Our in silico analysis reports that the SNP, rs4961 expressing the amino acid variant (G460W) has significant damaging effect and can be considered to be functionally important. It has been reported that G460W genotype for rs4961 of the ADD1 gene is associated with erythrocyte sodium transport [43]. Manunta et al. have reported that the tryptophan (Trp) adducin variants are characterized by reduced fractional excretions of lithium and uric acid, which suggests increased proximal sodium reabsorption, thereby causing the risk for hypertension [7]. The structural analysis of ADD1 protein shows G460W to be in the coiled and disordered region and hence, this polymorphism causing a change from aliphatic to aromatic amino acid may alter the function of that region of the protein and affect its stability.
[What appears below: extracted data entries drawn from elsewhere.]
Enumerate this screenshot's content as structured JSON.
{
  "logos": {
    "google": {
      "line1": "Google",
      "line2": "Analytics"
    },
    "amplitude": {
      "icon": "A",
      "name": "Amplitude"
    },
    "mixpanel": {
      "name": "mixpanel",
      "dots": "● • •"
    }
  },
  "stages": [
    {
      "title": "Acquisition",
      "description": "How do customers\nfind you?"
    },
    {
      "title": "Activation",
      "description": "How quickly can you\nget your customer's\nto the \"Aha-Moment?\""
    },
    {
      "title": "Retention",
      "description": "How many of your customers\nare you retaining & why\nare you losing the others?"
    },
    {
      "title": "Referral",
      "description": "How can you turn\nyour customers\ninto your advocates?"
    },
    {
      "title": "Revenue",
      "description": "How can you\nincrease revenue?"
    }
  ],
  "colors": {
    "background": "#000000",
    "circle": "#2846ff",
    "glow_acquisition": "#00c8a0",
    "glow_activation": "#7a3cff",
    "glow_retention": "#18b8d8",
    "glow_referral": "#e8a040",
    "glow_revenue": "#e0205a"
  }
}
SNP that alters the amino acid sequence (nsSNPs) appears to affect the stability of protein structure [44]. The primary structure (sequence of amino acids) determines the 3D structure and shape of the protein which in turn determines the function that the protein deals with. Because there is a change in the amino acid sequence because of the polymorphism in ADD1 gene, protein 3D change is visualized, considerably leading to an increase in tubular sodium reabsorption and the risk for hypertension [43]. Hypertensive patients carrying the 460W allele of the gene encoding the cytoskeleton protein α-adducin when compared with those having the wild-type G460 variant, show an enhanced proximal tubular renal reabsorption of sodium [45] and experience larger blood pressure changes in response to sodium loading or diuretic treatment [10, 46]. It has been reported that patients with 460W allele display larger blood pressure changes by modulating the capacity of tubular epithelial cells to transport sodium [7].
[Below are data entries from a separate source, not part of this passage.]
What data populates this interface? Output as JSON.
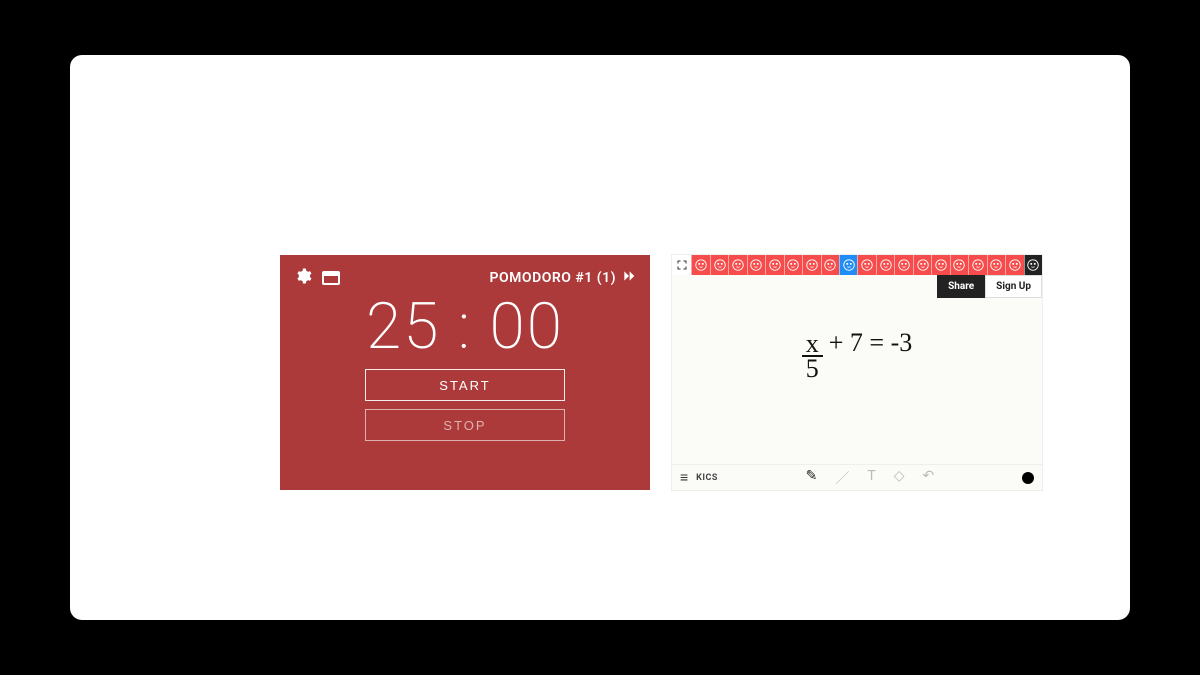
{
  "pomodoro": {
    "title": "POMODORO #1 (1)",
    "time": "25 : 00",
    "start_label": "START",
    "stop_label": "STOP"
  },
  "whiteboard": {
    "share_label": "Share",
    "signup_label": "Sign Up",
    "user_name": "KICS",
    "equation": {
      "numerator": "x",
      "denominator": "5",
      "rest": "+ 7 = -3"
    },
    "avatar_count": 19,
    "avatar_highlight_index": 8,
    "avatar_dark_index": 18
  }
}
We have examined the effects of SNPs using a succession of tools. This methodology should be structured and proposed as a standard screening process for the assessment of the effects of SNPs’ on genes. Bioinformatics tools play an important role in extracting information from databases, followed by subsequent analysis. It helps in predicting the functional effect of SNPs associated with genes related to certain diseases. Bioinformatics tools and databases also include structure/function annotations of genes and proteins, disease correlations and population variations. However, the only limitation in this analysis is that it might not take into account some newly discovered SNPs which have not been included in the dbSNP. Our analysis made from these in silico studies, may be useful to understand the genetic mechanism underlying the development of the disease and can provide evidence for the functional polymorphism when compared with different genetic profiles among populations.
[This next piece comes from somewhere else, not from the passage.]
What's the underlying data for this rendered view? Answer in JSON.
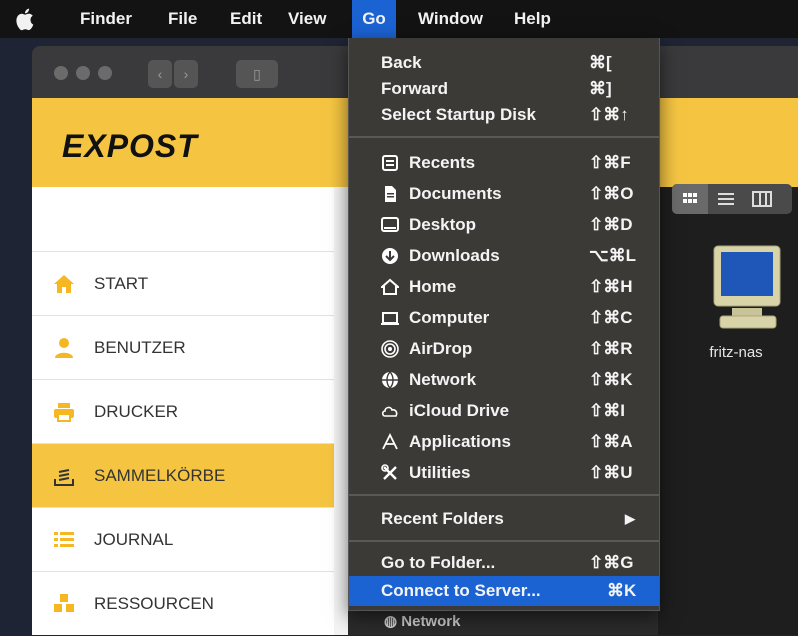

Based on the overall results from this study, we can ascertain that the mutation from glycine to tryptophan at the residue position 460 in the ADD1 native protein is a potential candidate for the cause of hypertension by ADD1 gene. The result reported from our study with ADD1 gene associated with hypertension is well supported by experimental studies carried out earlier on ADD1 gene [7, 9]. Thus, ADD1 can be considered as a ‘renal hypertensive gene’ that affects the capacity of the tubular epithelial cell to transport Na and, hence, affects blood pressure [7].